The causa scribendi for creating the very early literary model of a female ruler saint in East Central and Eastern Europe constitute deliberate efforts to enhance the prestige of the respective families, i.e. bestow sanctity upon their dynasty. Later this may have taken the form of a well-developed cult of a dynasty which, just like in Western Europe, was further strengthened and mediated through sacral memorial complexes, particular monastic orders and the Church in general.


























Once the local dynasties in East Central and Eastern Europe were well established, their respective claims to sainthood also grew stronger. The trend initiated in the tenth century by the queens and princesses of East Central and Eastern Europe blossomed especially in the thirteenth and the early fourteenth centuries (for instance, St. Hedwig of Anjou, even as late as the fourteenth century) when female saints played a particularly important role in the history of the local dynasties of East Central and Eastern Europe.















The cult of a particular female (saint) ruler underwent an intricate process. From its establishment and development, reflecting the needs and demands of a specific conductor operarum, it usually experienced periods of prosperity and decline with many factors contributing to the final form of a functioning cult of a saintly female ruler, which could play a mediating function in the intricate social relations of the given country. 





















To be a female ruler at that time involved controlling a less apparent, yet more profound, spiritual level of society.
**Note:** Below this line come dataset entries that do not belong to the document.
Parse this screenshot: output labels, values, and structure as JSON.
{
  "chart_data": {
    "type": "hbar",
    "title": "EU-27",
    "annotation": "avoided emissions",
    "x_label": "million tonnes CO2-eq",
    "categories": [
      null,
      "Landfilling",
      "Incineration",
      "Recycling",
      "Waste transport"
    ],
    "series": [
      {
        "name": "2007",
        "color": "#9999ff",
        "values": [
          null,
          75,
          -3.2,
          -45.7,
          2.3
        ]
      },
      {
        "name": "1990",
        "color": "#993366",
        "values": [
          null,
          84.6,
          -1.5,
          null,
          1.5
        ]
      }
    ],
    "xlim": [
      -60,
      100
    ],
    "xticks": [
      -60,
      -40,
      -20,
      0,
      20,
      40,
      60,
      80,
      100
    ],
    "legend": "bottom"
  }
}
Women of ruling dynasties, surrounded by their spiritual advisers— monks or churchmen—were the protectors of the texts and images that played a decisive role in forming the complex identity symbols of the respective countries with them becoming their patron-saints.
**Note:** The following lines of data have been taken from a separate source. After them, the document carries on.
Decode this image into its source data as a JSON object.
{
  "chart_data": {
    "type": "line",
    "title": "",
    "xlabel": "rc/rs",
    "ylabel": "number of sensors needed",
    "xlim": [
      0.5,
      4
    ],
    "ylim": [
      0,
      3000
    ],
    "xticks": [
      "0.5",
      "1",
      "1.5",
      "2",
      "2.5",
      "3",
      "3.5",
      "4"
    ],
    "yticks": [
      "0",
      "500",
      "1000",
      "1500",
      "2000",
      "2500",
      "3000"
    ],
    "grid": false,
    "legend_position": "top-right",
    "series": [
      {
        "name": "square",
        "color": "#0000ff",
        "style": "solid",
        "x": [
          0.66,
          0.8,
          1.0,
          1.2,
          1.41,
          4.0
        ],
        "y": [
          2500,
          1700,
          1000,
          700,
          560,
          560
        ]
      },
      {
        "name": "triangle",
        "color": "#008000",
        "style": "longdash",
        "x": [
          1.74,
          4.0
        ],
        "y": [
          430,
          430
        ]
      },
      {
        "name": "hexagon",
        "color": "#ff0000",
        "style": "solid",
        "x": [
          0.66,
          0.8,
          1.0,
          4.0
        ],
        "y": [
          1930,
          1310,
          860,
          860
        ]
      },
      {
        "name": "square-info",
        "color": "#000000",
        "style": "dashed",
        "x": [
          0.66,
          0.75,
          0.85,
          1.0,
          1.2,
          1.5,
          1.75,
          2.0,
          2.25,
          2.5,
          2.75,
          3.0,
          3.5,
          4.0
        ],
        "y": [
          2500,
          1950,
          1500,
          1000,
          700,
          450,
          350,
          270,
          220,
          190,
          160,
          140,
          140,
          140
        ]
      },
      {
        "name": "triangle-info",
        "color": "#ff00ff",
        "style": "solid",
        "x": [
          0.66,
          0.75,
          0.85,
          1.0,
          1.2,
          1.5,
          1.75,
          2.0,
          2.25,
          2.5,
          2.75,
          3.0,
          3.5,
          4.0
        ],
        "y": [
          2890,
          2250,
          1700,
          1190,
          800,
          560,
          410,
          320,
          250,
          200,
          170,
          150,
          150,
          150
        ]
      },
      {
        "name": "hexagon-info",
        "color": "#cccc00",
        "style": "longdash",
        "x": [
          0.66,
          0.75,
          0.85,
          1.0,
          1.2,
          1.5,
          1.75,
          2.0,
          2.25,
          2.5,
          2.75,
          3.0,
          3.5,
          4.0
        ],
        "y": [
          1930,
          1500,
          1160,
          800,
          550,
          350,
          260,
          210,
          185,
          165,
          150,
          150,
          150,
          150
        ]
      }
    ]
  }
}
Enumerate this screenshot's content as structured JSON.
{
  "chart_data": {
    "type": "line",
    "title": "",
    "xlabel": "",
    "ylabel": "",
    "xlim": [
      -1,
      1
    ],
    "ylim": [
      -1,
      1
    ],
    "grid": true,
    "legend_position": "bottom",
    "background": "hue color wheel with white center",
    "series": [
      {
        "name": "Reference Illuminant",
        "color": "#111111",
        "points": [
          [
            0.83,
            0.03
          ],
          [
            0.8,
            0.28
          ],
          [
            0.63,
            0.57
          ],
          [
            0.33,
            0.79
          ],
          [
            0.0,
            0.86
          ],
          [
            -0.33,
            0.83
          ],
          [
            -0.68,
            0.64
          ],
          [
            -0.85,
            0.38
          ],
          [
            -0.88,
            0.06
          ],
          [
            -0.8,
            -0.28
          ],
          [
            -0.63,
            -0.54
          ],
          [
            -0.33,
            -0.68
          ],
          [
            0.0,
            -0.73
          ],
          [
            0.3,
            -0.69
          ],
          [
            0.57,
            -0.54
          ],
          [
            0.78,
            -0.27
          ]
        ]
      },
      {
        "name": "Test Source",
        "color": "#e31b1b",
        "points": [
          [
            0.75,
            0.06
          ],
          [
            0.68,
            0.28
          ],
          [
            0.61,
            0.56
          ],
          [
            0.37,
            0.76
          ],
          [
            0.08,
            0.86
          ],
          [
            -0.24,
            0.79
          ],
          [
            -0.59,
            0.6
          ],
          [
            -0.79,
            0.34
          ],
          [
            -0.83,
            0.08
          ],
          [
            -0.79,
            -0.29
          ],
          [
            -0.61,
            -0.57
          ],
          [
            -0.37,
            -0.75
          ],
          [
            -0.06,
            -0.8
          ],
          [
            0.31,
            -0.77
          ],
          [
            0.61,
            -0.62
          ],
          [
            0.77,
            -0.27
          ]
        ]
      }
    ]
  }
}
The phenomenon of female royal saints and their cults in the region of East Central and Eastern Europe represents a rather specific question. It might have originated under the influence of the Byzantine and Merovingian empires or even the Carolingian kingdom, but also as a latter reflection of Anglo-Saxon and Ottonian practices. In this respect, this book may also be viewed as a contribution to the growing body of works on cults of female saints of aristocratic or royal origin (saintly Roman patricians or the holy empress Helena) and regarded as a continuation and contribution to the line research opened by Gabor Klaniczay on female royal saints in the tenth and the eleventh centuries in East Central and Eastern Europe.
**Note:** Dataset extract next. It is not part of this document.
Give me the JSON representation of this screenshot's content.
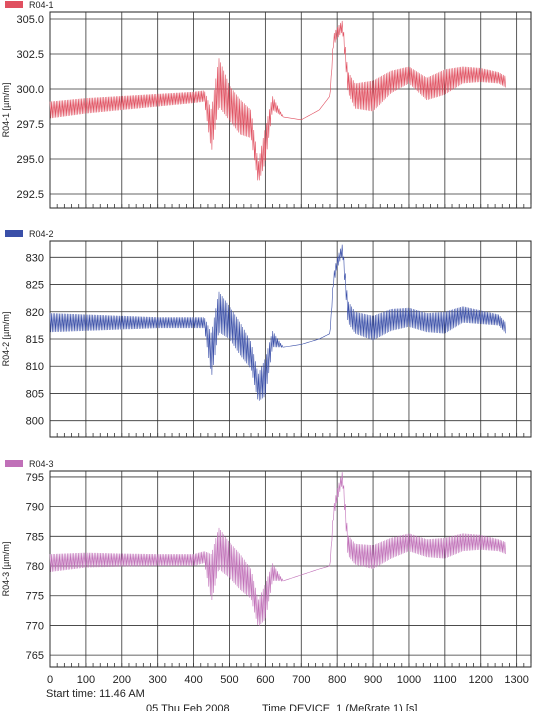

Besides the scholars studying medieval hagiography, this book will appeal to those interested in the techniques of remembering, their evolution and their role in mediating social relations. Equally interested may be those studying the ways of making history in any given place or era, especially scholars concerned with modern practices of media and propaganda. A different group of readers may find something of value in this book, namely those interested in gender history, particularly in the role of women in politics, culture, religion, and economy. 

























From that perspective, our book offers some innovative ideas about the role of medieval female saints of high-ranking origin as agents of charitable work, dispute mediators, and “lobbyists” who assert the interests of particular groups and use different ways of negotiation to reach consensus. It is, in particular, the latter role that made us choose Miroslav Labunka’s wordconstruct for the title of our book—mulieres suadentes.

























To the best of our knowledge, there is no comparable book available in English. Our goal is to make use of the abundant literature on history-related gender studies produced in Western Europe and the vu.s. over the last few decades, as well as of less known works by scholars in Russian and Slavicspeaking countries in East Central and Eastern Europe and the Balkans. We aim to provide a synthesis of the current research as well as a bibliographical guide for future research on the relations between Western, East Central and Eastern Europe, in terms of cults of female saints.